Gelet op de bovenstaande dient de man zijn volledige beschikbare draagkrachtruimte te besteden ten behoeve van zijn bijdrage in de kosten van de kinderen.

Ingangsdatum

De man heeft verzocht zijn onderhoudsbijdragen met ingang van 6 maart 2012 te wijzigen, dit is de datum waarop de man zijn verzoekschrift heeft ingediend. De vrouw heeft verweer gevoerd tegen de door de man verzochte ingangsdatum.
In het algemeen wordt bij wijziging van een onderhoudsverplichting aangesloten bij de datum van indiening van het verzoekschrift omdat de onderhoudsgerechtigde er vanaf dat moment rekening mee kon houden dat de onderhoudsbijdrage mogelijk zal worden gewijzigd. De rechtbank ziet in het onderhavige geval geen aanleiding om van dit uitgangspunt af te wijken. Gelet op het verweer van de vrouw ziet de rechtbank wel aanleiding te bepalen dat hetgeen de man tot aan de datum van de vrouw onverschuldigd heeft betaald niet door de vrouw aan de man behoeft te worden terugbetaald nu deze bijdragen, gelet op de draagkracht van de vrouw, inmiddels verteerd zullen zijn.
Dit leidt tot de volgende beslissing.
DE BESLISSING
De rechtbank:
Wijzigt de beschikking van de rechtbank te Amsterdam van 10 november en het daarin besloten echtscheidingsconvenant en ouderschapsplan aldus dat de daarbij vastgestelde bijdrage in de kosten van verzorging en opvoeding van de minderjarigen:
  • [minderjarige 1] geboren op[geboortedatum 1] in de gemeente Beverwijk, en
  • [minderjarige 2], geboren op [geboortedatum 2]in de gemeente Beverwijk,
met ingang van 6 maart 2012 nader wordt vastgesteld op € 35,- per kind per maand,
telkens, voor zover het de nog niet vervallen termijnen betreft, bij vooruitbetaling te voldoen, in die zin dat voor zover sinds 6 maart 2012 tot nu toe méér is betaald en/of op de man is verhaald, de rechtbank de bijdrage voor die periode vaststelt op hetgeen door de man is betaald en/of op hem is verhaald.
Verklaart deze beschikking uitvoerbaar bij voorraad.
Wijst af hetgeen meer of anders is verzocht.
Deze beschikking is gegeven door mr.
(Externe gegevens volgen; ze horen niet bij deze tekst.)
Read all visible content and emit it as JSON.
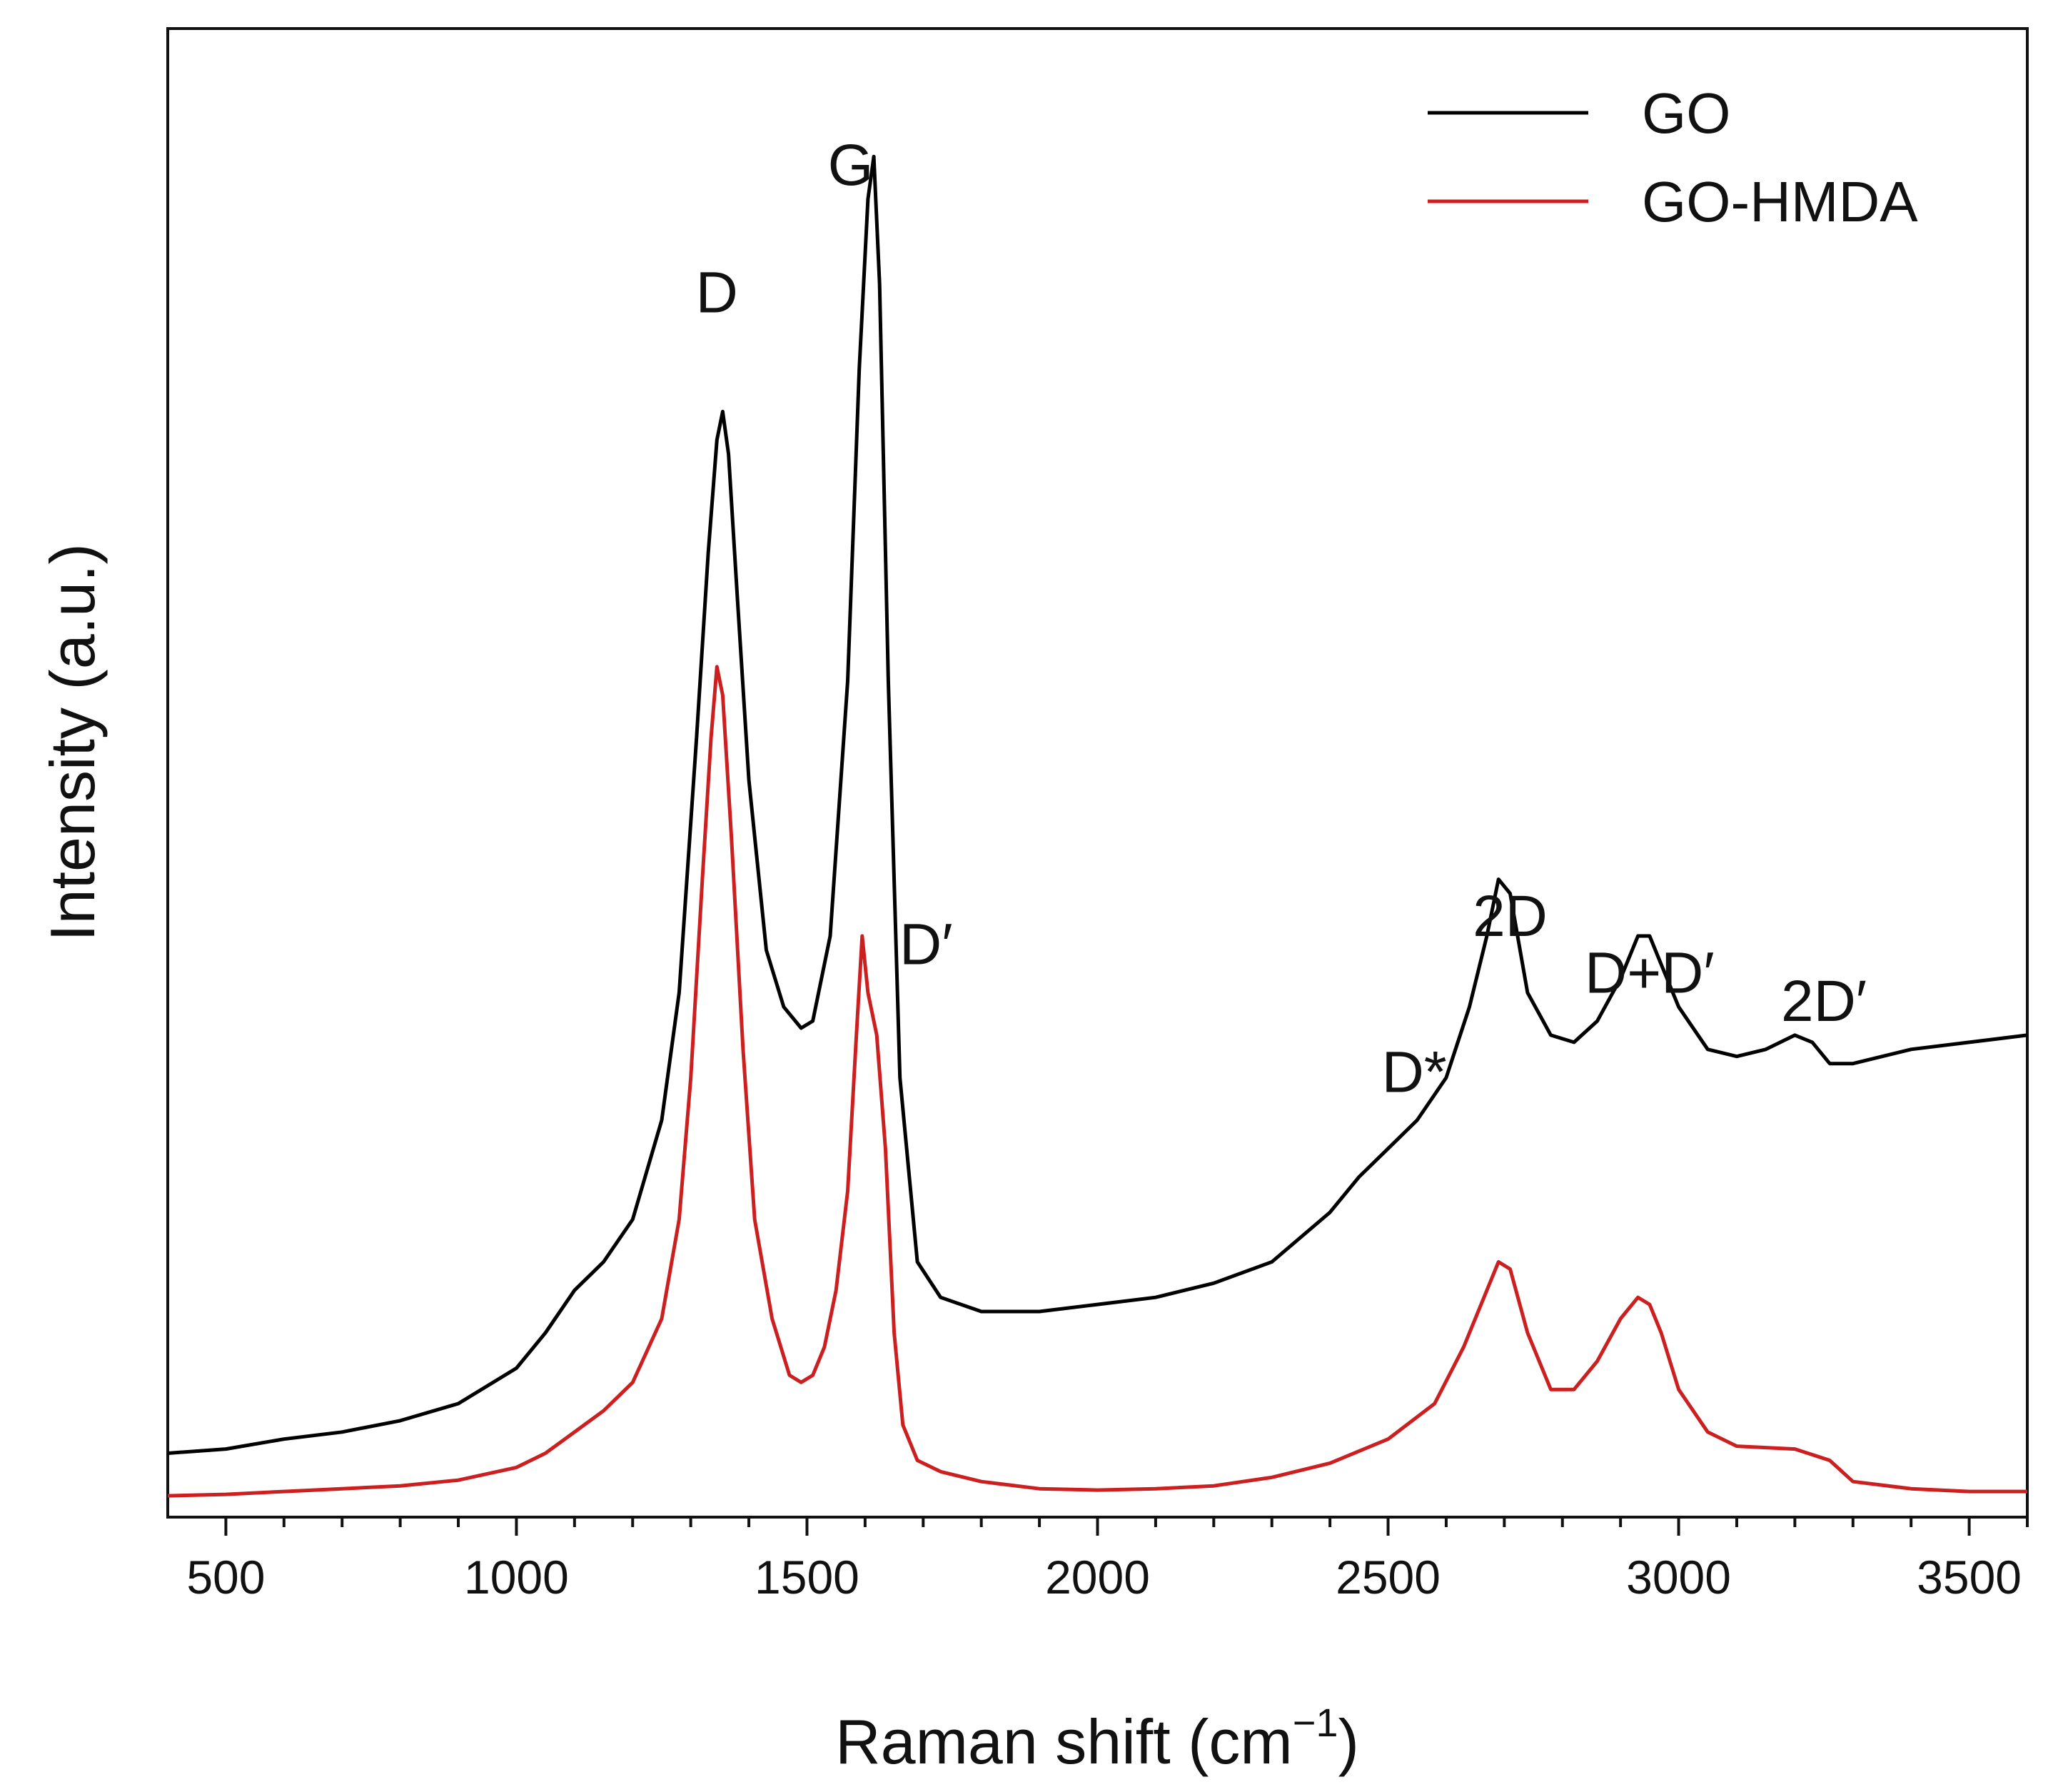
{
  "chart_data": {
    "type": "line",
    "title": "",
    "xlabel": "Raman shift (cm",
    "xlabel_sup": "−1",
    "xlabel_close": ")",
    "ylabel": "Intensity (a.u.)",
    "xlim": [
      400,
      3600
    ],
    "ylim": [
      0,
      100
    ],
    "xticks": [
      "500",
      "1000",
      "1500",
      "2000",
      "2500",
      "3000",
      "3500"
    ],
    "yticks_visible": false,
    "legend_position": "top-right",
    "series": [
      {
        "name": "GO",
        "color": "#000000",
        "x": [
          400,
          500,
          600,
          700,
          800,
          900,
          1000,
          1050,
          1100,
          1150,
          1200,
          1250,
          1280,
          1310,
          1330,
          1345,
          1355,
          1365,
          1380,
          1400,
          1430,
          1460,
          1490,
          1510,
          1540,
          1570,
          1590,
          1605,
          1615,
          1625,
          1640,
          1660,
          1690,
          1730,
          1800,
          1900,
          2000,
          2100,
          2200,
          2300,
          2400,
          2450,
          2500,
          2550,
          2600,
          2640,
          2670,
          2690,
          2710,
          2740,
          2780,
          2820,
          2860,
          2900,
          2930,
          2950,
          2970,
          3000,
          3050,
          3100,
          3150,
          3200,
          3230,
          3260,
          3300,
          3400,
          3500,
          3600
        ],
        "y": [
          3.5,
          3.8,
          4.5,
          5.0,
          5.8,
          7.0,
          9.5,
          12.0,
          15.0,
          17.0,
          20.0,
          27.0,
          36.0,
          54.0,
          67.0,
          75.0,
          77.0,
          74.0,
          64.0,
          51.0,
          39.0,
          35.0,
          33.5,
          34.0,
          40.0,
          58.0,
          80.0,
          92.0,
          95.0,
          86.0,
          58.0,
          30.0,
          17.0,
          14.5,
          13.5,
          13.5,
          14.0,
          14.5,
          15.5,
          17.0,
          20.5,
          23.0,
          25.0,
          27.0,
          30.0,
          35.0,
          40.0,
          44.0,
          43.0,
          36.0,
          33.0,
          32.5,
          34.0,
          37.0,
          40.0,
          40.0,
          38.0,
          35.0,
          32.0,
          31.5,
          32.0,
          33.0,
          32.5,
          31.0,
          31.0,
          32.0,
          32.5,
          33.0
        ]
      },
      {
        "name": "GO-HMDA",
        "color": "#cc1f1f",
        "x": [
          400,
          500,
          600,
          700,
          800,
          900,
          1000,
          1050,
          1100,
          1150,
          1200,
          1250,
          1280,
          1300,
          1320,
          1335,
          1345,
          1355,
          1370,
          1390,
          1410,
          1440,
          1470,
          1490,
          1510,
          1530,
          1550,
          1570,
          1585,
          1595,
          1605,
          1620,
          1635,
          1650,
          1665,
          1690,
          1730,
          1800,
          1900,
          2000,
          2100,
          2200,
          2300,
          2400,
          2500,
          2580,
          2630,
          2670,
          2690,
          2710,
          2740,
          2780,
          2820,
          2860,
          2900,
          2930,
          2950,
          2970,
          3000,
          3050,
          3100,
          3200,
          3260,
          3300,
          3400,
          3500,
          3600
        ],
        "y": [
          0.5,
          0.6,
          0.8,
          1.0,
          1.2,
          1.6,
          2.5,
          3.5,
          5.0,
          6.5,
          8.5,
          13.0,
          20.0,
          30.0,
          44.0,
          54.0,
          59.0,
          57.0,
          47.0,
          32.0,
          20.0,
          13.0,
          9.0,
          8.5,
          9.0,
          11.0,
          15.0,
          22.0,
          33.0,
          40.0,
          36.0,
          33.0,
          25.0,
          12.0,
          5.5,
          3.0,
          2.2,
          1.5,
          1.0,
          0.9,
          1.0,
          1.2,
          1.8,
          2.8,
          4.5,
          7.0,
          11.0,
          15.0,
          17.0,
          16.5,
          12.0,
          8.0,
          8.0,
          10.0,
          13.0,
          14.5,
          14.0,
          12.0,
          8.0,
          5.0,
          4.0,
          3.8,
          3.0,
          1.5,
          1.0,
          0.8,
          0.8
        ]
      }
    ],
    "annotations": [
      {
        "text": "D",
        "x": 1345,
        "y": 84
      },
      {
        "text": "G",
        "x": 1575,
        "y": 93
      },
      {
        "text": "D′",
        "x": 1705,
        "y": 38
      },
      {
        "text": "D*",
        "x": 2545,
        "y": 29
      },
      {
        "text": "2D",
        "x": 2710,
        "y": 40
      },
      {
        "text": "D+D′",
        "x": 2950,
        "y": 36
      },
      {
        "text": "2D′",
        "x": 3250,
        "y": 34
      }
    ]
  }
}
M.C. Schenkeveld, lid van gemelde kamer, en uitgesproken ter openbare terechtzitting van 13 februari 2013 in tegenwoordigheid van
mr. M. Knoop-Gerritsen.
Tegen deze beschikking kan – voor zover er definitief is beslist – door tussenkomst van een advocaat hoger beroep worden ingesteld bij het gerechtshof te Amsterdam. De verzoekende partij en de verschenen belanghebbenden dienen het hoger beroep binnen de termijn van drie maanden na de dag van de uitspraak in te stellen. Andere belanghebbenden dienen het beroep in te stellen binnen drie maanden na de betekening van deze beschikking of nadat deze hun op andere wijze bekend is geworden.